On Monday, the U.S. Food and Drug Administration’s gave full approval of the first COVID-19 vaccine. The approval set the stage for more immunization mandates in Maryland school systems, workplaces and businesses. The Pfizer/BioNTech messenger RNA vaccine received emergency use authorization by the FDA eight months ago. Full approval applies to vaccines for people age 16 and over. Kids 12 to 15 can still receive it under the agency’s emergency authorization provision, and younger children remain ineligible to receive any of the three vaccines available in the United States.
County Executive Steuart Pittman announced all county employees are required to get vaccine for COVID-19 or show proof of a negative test on a weekly basis starting Sept. 14. Pittman also reinstated a mandate earlier this month that people who enter county buildings must wear a mask.

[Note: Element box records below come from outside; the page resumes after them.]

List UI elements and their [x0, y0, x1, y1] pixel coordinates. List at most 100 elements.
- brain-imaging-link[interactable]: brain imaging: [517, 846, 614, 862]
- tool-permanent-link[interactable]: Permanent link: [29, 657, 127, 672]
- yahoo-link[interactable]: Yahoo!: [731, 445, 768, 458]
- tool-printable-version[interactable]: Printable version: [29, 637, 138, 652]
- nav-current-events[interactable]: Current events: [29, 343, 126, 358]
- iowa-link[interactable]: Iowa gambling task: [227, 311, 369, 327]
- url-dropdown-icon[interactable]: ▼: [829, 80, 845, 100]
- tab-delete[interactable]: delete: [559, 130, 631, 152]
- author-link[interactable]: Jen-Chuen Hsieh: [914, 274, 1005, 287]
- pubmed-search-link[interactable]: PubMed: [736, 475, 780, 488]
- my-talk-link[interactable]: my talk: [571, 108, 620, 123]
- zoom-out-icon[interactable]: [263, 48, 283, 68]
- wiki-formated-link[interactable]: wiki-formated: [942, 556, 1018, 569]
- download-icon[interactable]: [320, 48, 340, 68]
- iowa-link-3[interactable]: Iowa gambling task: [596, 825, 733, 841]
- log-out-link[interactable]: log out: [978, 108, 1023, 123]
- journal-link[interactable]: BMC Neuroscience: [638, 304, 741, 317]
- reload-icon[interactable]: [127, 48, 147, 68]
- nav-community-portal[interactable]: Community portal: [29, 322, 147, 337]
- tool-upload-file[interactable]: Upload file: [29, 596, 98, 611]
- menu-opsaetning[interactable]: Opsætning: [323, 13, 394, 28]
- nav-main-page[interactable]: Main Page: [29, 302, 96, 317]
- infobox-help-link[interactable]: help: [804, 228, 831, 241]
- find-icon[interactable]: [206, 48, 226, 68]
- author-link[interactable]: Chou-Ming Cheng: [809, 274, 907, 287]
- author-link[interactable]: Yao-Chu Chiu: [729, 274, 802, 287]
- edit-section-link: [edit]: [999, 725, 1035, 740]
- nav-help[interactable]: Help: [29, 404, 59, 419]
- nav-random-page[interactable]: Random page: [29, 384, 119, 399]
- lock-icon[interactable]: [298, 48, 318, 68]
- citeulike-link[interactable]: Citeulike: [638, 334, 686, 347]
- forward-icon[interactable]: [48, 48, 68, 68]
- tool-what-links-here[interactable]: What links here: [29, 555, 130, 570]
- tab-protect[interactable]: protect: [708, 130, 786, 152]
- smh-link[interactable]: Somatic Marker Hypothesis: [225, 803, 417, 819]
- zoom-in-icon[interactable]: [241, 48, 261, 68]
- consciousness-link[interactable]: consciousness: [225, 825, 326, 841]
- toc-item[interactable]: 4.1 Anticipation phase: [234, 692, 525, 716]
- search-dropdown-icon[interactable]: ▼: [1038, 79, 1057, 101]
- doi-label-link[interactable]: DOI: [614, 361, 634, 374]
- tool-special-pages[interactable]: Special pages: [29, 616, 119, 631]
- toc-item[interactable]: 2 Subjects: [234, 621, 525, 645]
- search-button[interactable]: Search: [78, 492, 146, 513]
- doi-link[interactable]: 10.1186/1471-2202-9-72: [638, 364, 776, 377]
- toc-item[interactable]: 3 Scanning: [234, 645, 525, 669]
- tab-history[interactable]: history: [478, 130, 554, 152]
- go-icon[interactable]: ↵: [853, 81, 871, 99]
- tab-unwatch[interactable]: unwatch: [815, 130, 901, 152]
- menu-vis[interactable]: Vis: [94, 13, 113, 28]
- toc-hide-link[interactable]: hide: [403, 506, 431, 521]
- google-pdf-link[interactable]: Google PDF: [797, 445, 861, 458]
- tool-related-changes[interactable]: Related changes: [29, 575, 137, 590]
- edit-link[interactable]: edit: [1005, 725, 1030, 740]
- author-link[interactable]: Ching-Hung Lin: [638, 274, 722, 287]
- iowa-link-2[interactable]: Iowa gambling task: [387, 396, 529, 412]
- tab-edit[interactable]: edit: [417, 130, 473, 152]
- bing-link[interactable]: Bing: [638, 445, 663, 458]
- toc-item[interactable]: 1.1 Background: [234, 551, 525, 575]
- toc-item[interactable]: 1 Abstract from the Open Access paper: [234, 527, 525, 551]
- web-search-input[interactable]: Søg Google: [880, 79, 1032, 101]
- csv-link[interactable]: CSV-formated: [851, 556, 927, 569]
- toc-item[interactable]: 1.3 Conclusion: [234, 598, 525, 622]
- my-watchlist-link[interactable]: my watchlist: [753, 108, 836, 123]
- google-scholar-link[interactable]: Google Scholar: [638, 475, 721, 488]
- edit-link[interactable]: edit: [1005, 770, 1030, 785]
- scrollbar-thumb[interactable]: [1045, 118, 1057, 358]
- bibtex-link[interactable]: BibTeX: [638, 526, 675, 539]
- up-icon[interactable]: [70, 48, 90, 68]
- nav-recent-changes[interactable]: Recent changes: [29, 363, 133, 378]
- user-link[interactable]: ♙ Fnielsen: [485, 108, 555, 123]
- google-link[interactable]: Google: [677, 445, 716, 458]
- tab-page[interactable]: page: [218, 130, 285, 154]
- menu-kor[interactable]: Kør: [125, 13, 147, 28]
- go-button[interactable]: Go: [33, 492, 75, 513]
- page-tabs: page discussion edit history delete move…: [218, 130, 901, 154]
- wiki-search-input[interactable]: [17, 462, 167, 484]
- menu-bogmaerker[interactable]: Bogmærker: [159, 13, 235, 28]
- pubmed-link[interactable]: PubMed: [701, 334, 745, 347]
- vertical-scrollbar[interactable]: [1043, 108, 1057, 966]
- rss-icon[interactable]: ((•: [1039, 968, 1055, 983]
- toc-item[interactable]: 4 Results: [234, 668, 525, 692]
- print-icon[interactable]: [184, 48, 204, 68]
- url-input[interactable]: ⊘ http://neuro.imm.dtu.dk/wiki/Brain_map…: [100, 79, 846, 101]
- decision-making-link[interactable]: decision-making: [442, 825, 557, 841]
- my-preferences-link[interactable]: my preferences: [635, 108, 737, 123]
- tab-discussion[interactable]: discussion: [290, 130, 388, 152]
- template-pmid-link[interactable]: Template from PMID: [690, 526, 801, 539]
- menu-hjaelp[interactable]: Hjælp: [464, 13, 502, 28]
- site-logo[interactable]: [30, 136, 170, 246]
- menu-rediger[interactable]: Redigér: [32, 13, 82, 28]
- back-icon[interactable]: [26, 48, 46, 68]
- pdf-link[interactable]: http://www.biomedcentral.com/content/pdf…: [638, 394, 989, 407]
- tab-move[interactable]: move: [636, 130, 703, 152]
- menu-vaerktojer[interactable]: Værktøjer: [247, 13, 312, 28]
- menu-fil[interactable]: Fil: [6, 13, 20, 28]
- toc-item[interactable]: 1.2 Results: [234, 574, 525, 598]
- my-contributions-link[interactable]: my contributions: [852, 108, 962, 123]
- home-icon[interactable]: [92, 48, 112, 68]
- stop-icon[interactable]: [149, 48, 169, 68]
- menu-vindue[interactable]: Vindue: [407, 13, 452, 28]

“The delta variant has hit us at a time where we’re thought we were close to being through this and back to normal,” Pittman said during a weekly media call. “This is not something that we can control. It was something that we were warned about by our public health folks — that if we didn’t get vaccinated quickly enough, that these variants would continue to mutate, to be created, and this one is certainly moving fast.”
The delta variant of COVID-19 is infecting children and requiring inpatient pediatric treatment more than previous waves of the pandemic. As children prepare to return to class, county schools require students, teachers and staff to wear masks inside school buildings. The county school board is expected to debate whether to change Superintendent George Arlotto’s mask order during a Sept. 1 board meeting.
Bob Mosier, spokesperson for Anne Arundel County Public Schools, said during a media call Tuesday the school system is discussing whether to require teachers and staff to get a COVID-19 vaccine now that Pfizer/BioNTech has full FDA approval.